The company’s heavy focus on digital engineering is seen as a differentiator, supporting both the B-21 and newer satellite contracts in its pipeline.
Analysts at Simply Wall St project revenues reaching $47.5 billion and earnings of $4.4 billion by 2028, which would require roughly 5.5% annual revenue growth.
Their fair value estimate sits at $724.39 — about 6% below where the stock is currently trading.
InvestingPro also lists NOC on its Most Overvalued list, with a P/E ratio of 24.89.
Navy Contract and Board Changes Add to the Picture
On March 2, Northrop was awarded a $225.11 million modification to an existing Navy contract.

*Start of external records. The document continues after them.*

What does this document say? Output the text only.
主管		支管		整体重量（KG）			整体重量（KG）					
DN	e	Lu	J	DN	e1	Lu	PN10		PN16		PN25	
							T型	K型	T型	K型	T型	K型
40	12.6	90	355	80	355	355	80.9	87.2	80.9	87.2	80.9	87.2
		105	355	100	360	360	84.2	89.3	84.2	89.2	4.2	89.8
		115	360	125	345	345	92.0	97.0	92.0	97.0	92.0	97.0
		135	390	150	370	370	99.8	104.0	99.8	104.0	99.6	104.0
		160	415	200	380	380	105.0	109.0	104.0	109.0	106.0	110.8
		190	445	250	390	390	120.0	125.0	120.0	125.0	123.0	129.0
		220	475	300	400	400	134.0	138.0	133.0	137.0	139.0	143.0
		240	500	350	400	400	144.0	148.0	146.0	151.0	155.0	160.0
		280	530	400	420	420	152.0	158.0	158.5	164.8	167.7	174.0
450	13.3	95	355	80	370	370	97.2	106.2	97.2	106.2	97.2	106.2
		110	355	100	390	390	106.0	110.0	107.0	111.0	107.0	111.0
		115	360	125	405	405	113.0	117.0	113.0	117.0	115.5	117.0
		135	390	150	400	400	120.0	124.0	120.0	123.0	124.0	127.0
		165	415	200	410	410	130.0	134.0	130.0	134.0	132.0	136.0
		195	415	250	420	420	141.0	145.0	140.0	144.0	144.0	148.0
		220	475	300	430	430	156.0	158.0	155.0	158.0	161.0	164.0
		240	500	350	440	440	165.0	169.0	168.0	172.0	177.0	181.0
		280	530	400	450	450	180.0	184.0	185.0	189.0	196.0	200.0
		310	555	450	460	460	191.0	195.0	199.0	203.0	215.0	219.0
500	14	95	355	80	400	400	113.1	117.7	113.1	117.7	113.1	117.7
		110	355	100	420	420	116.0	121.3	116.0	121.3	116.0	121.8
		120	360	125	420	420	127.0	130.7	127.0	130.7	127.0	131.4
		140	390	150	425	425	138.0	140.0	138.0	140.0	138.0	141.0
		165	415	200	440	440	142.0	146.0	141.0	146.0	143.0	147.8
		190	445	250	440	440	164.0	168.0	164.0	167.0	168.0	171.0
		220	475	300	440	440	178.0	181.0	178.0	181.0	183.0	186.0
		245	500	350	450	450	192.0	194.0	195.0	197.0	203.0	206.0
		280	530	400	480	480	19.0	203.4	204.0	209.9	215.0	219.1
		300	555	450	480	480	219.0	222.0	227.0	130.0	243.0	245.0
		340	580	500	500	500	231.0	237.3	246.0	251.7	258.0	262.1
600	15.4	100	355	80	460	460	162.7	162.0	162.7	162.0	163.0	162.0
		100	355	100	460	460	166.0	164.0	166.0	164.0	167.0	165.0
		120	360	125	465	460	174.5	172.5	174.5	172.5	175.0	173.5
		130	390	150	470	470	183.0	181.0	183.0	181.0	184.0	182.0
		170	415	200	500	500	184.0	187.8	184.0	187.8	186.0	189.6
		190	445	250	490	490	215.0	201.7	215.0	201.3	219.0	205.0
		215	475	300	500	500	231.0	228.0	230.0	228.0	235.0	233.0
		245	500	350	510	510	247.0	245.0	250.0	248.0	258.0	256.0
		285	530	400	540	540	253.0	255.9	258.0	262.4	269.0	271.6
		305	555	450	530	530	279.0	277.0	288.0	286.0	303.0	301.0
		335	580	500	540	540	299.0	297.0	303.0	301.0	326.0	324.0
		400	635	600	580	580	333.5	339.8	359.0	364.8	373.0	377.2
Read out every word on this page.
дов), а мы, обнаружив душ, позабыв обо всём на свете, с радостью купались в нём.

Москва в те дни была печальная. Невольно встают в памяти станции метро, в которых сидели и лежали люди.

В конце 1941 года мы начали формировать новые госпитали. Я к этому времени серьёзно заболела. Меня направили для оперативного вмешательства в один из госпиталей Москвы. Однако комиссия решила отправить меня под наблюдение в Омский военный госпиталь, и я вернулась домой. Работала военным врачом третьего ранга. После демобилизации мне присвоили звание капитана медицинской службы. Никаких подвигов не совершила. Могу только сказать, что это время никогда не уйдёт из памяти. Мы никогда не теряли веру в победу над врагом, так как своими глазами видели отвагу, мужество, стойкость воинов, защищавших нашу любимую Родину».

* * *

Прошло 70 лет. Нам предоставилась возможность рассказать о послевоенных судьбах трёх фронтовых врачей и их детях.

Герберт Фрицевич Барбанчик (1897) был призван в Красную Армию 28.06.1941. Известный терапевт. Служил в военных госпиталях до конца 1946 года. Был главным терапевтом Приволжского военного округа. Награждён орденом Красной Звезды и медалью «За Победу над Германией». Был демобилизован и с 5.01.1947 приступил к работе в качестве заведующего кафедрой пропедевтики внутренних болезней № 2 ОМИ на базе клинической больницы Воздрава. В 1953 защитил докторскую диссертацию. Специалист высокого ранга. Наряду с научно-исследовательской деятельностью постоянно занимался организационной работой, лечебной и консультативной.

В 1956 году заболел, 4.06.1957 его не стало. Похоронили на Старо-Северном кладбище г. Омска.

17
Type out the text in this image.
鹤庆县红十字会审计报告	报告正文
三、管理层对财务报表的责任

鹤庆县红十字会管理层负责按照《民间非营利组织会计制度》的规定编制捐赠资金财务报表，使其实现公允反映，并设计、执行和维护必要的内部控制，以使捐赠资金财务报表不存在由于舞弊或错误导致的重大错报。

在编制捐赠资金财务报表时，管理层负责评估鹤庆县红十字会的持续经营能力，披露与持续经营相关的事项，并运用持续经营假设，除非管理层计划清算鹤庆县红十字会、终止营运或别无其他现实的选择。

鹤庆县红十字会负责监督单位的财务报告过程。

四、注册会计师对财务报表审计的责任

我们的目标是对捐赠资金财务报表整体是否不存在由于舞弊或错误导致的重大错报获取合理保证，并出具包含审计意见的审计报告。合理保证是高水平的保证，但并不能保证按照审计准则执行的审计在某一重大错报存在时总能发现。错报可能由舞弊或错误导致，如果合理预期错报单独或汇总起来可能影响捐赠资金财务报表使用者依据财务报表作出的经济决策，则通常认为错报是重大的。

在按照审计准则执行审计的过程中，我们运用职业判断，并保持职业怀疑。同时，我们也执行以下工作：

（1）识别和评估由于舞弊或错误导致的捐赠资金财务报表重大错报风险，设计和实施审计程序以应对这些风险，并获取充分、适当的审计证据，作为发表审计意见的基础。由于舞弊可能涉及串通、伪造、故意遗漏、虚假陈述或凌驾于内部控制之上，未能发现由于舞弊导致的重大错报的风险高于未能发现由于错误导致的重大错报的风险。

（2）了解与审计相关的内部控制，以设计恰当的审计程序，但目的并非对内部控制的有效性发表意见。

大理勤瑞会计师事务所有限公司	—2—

The deal covers design, development, and delivery of E-130J training weapons systems and courseware under the Take Charge and Move Out recapitalization program.
Work is expected to be completed by March 2027, with $54.9 million in fiscal 2026 R&D funds obligated at award.
On the governance side, the company elected Admiral Christopher Grady — former vice chairman of the Joint Chiefs of Staff — to its board of directors.
A quarterly dividend of $2.31 per share was also announced, payable March 11, 2026, to shareholders of record as of February 23.
Community fair value estimates range widely, from $528.73 to $724.39 per share, reflecting differing views on how concentrated program risk — especially around the B-21 and Sentinel — could affect long-term returns.
The stock was trading up 6.02% on March 3, 2026.